Voici une Salomé qui renouvelle notre perception du personnage. Ici pas d'orientalisme, ni d'arrière-fond historique sur fond de première guerre mondiale, mais une large réflexion sur les causes et les origines de la violence.
Bien sûr, cette interprétation laissera sur leur faim tous les amateurs d'une Salomé décadente. L'érotisme est ici perçu comme un jeu d'enfant froid, et les personnages secondaires se rapprochent plus de marionnettes qu'à d'authentiques protagonistes. C'est que nous sommes dans la tête d'une fillette traumatisée. Le spectacle affronte l'inceste sans vulgarité, et dédouble Salomé en six petites filles, toutes en nattes blondes pareilles à des personnages du film Le Village des Damnés. La Danse des Sept Voiles montrera ainsi la douloureuse recherche de l'amour d'un enfant à différents âges de la vie. Et c'est un traumatisme sans cesse reconfiguré que Salomé revit à la table du dîner entouré de ses parents.

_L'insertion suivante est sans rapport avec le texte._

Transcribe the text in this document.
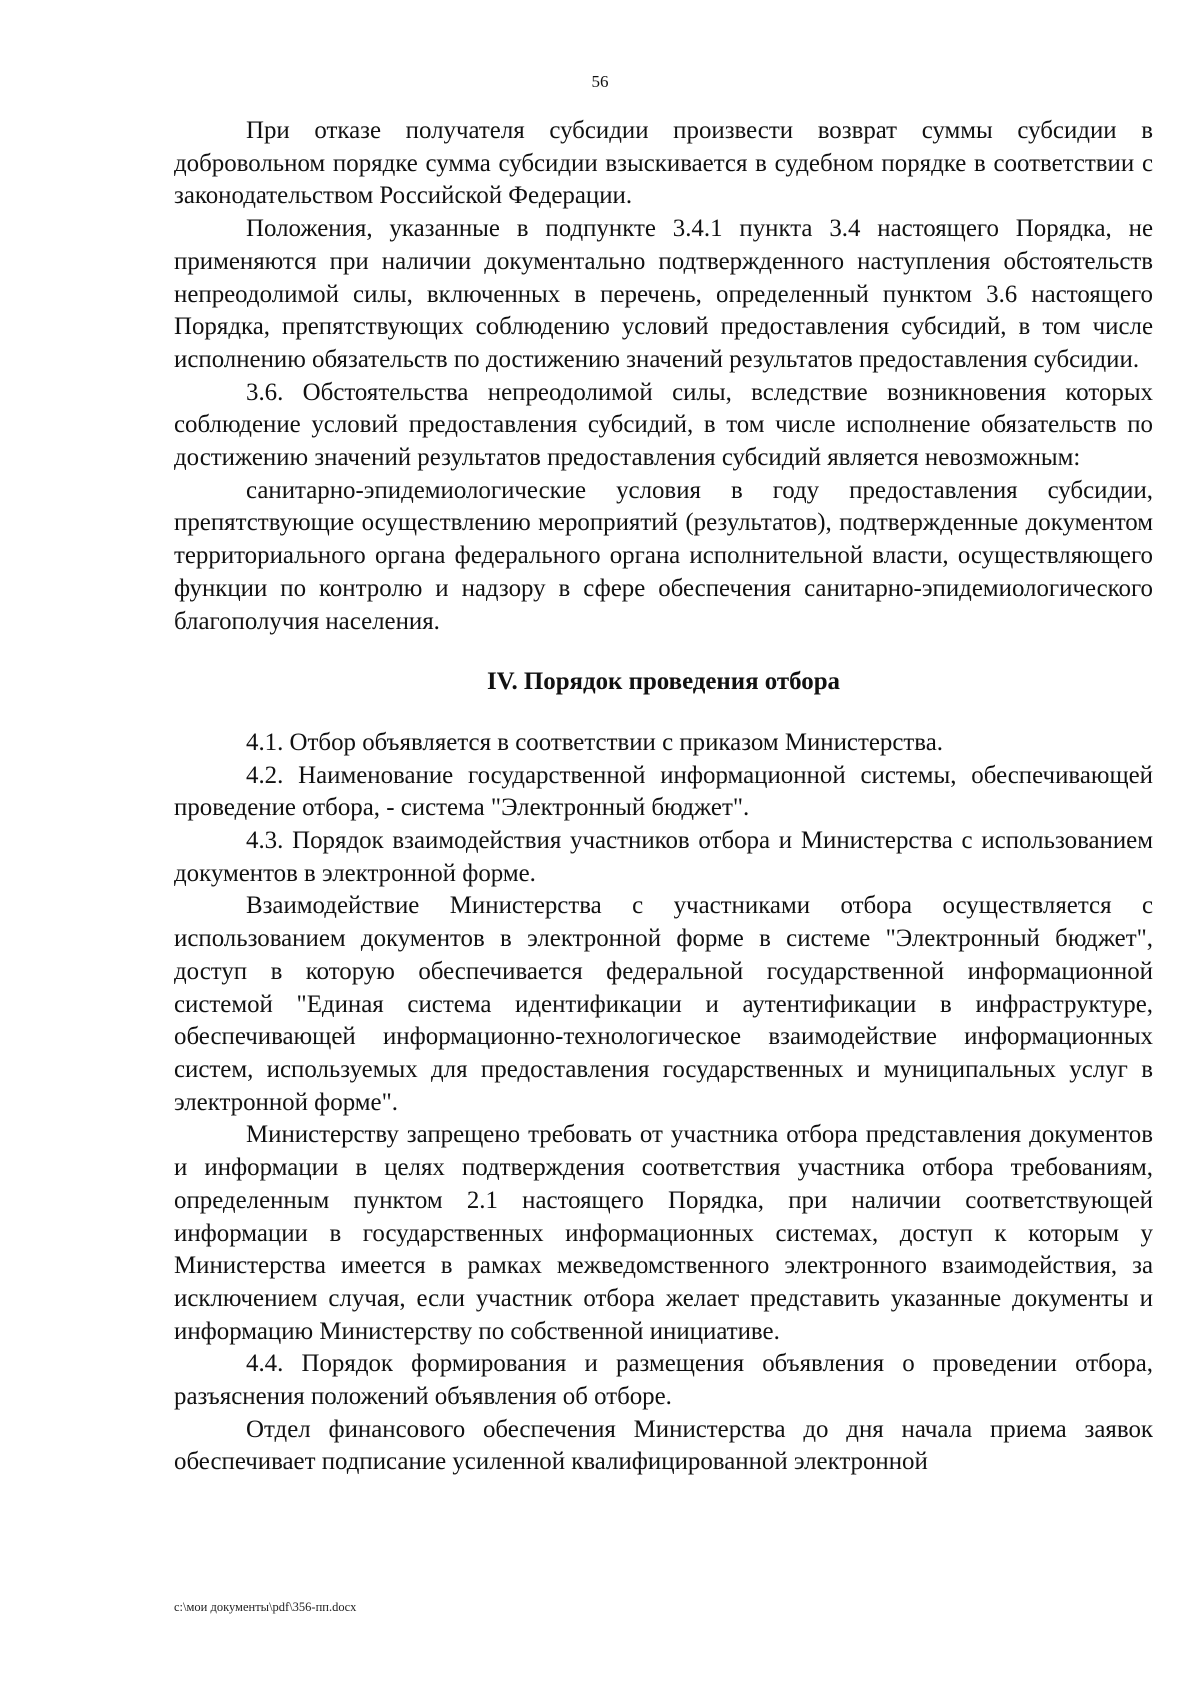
56

При отказе получателя субсидии произвести возврат суммы субсидии в добровольном порядке сумма субсидии взыскивается в судебном порядке в соответствии с законодательством Российской Федерации.

Положения, указанные в подпункте 3.4.1 пункта 3.4 настоящего Порядка, не применяются при наличии документально подтвержденного наступления обстоятельств непреодолимой силы, включенных в перечень, определенный пунктом 3.6 настоящего Порядка, препятствующих соблюдению условий предоставления субсидий, в том числе исполнению обязательств по достижению значений результатов предоставления субсидии.

3.6. Обстоятельства непреодолимой силы, вследствие возникновения которых соблюдение условий предоставления субсидий, в том числе исполнение обязательств по достижению значений результатов предоставления субсидий является невозможным:

санитарно-эпидемиологические условия в году предоставления субсидии, препятствующие осуществлению мероприятий (результатов), подтвержденные документом территориального органа федерального органа исполнительной власти, осуществляющего функции по контролю и надзору в сфере обеспечения санитарно-эпидемиологического благополучия населения.

IV. Порядок проведения отбора

4.1. Отбор объявляется в соответствии с приказом Министерства.

4.2. Наименование государственной информационной системы, обеспечивающей проведение отбора, - система "Электронный бюджет".

4.3. Порядок взаимодействия участников отбора и Министерства с использованием документов в электронной форме.

Взаимодействие Министерства с участниками отбора осуществляется с использованием документов в электронной форме в системе "Электронный бюджет", доступ в которую обеспечивается федеральной государственной информационной системой "Единая система идентификации и аутентификации в инфраструктуре, обеспечивающей информационно-технологическое взаимодействие информационных систем, используемых для предоставления государственных и муниципальных услуг в электронной форме".

Министерству запрещено требовать от участника отбора представления документов и информации в целях подтверждения соответствия участника отбора требованиям, определенным пунктом 2.1 настоящего Порядка, при наличии соответствующей информации в государственных информационных системах, доступ к которым у Министерства имеется в рамках межведомственного электронного взаимодействия, за исключением случая, если участник отбора желает представить указанные документы и информацию Министерству по собственной инициативе.

4.4. Порядок формирования и размещения объявления о проведении отбора, разъяснения положений объявления об отборе.

Отдел финансового обеспечения Министерства до дня начала приема заявок обеспечивает подписание усиленной квалифицированной электронной

c:\мои документы\pdf\356-пп.docx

Salome © 2016, Monika Rittershaus
Hérode et Iokanaan sont ici habillés et maquillés de la même façon. Ce procédé psychanalytique pourrait être grossier, il est traité de façon très subtile par le metteur en scène Claus Guth (dont les spectateurs de l'Opéra de Paris apprécient en ce moment Lohengrin). Beaucoup de sentiments passent : la détresse, la folie et surtout la déshumanisation progressive d'une femme, qui traite les êtres qui l'entourent comme elle a été traitée elle-même. Les décors uniques recèlent d'impressionnantes possibilités, puisque d'un début fantasmagorique, la scène s'ouvre petit à petit et se transforme en rayon d'un grand magasin façon Samaritaine. C'est dans ce jeu entre fantasmagorie et réalisme, bourreau et victime que le spectacle fascine par sa polysémie dramaturgique et émotionnelle. Un modèle d'interprétation de l'œuvre sans provocation inutile ni appropriation intempestive des intentions du livret.
Musicalement, l'Orchestre de la Deutsche Oper sonne glorieusement. Attentif à ne pas couvrir les voix, le chef suisse Stefan Blunier (qui, pour la série de janvier, remplace Jeffrey Tate) réussit les terribles paroxysmes de la musique de Strauss. Vocalement, la Deutsche Oper offre une troupe solide, notamment le Iokanaan de John Lundgren, et l'Herodias de Jeanne-Michèle Charbonnet au timbre élimé mais à la présence scénique convaincante. Dans le rôle-titre, l'Anglaise Allison Oakes livre une prestation tout à fait honorable : sa fraîcheur juvénile permet une Salomé qui chante et ne hurle pas, et si le monologue final (face à la tête décapitée de Iokanaan, rappelons-le) accuse une sérieuse baisse de régime, l'interprétation est tout à fait à la hauteur des enjeux de la mise en scène. Mais c'est le ténor belge Thomas Blondelle qui emporte le morceau : drolatique, grimaçant, solaire, son Hérode témoigne d'une versatilité vocale et d'un sens du show époustouflants.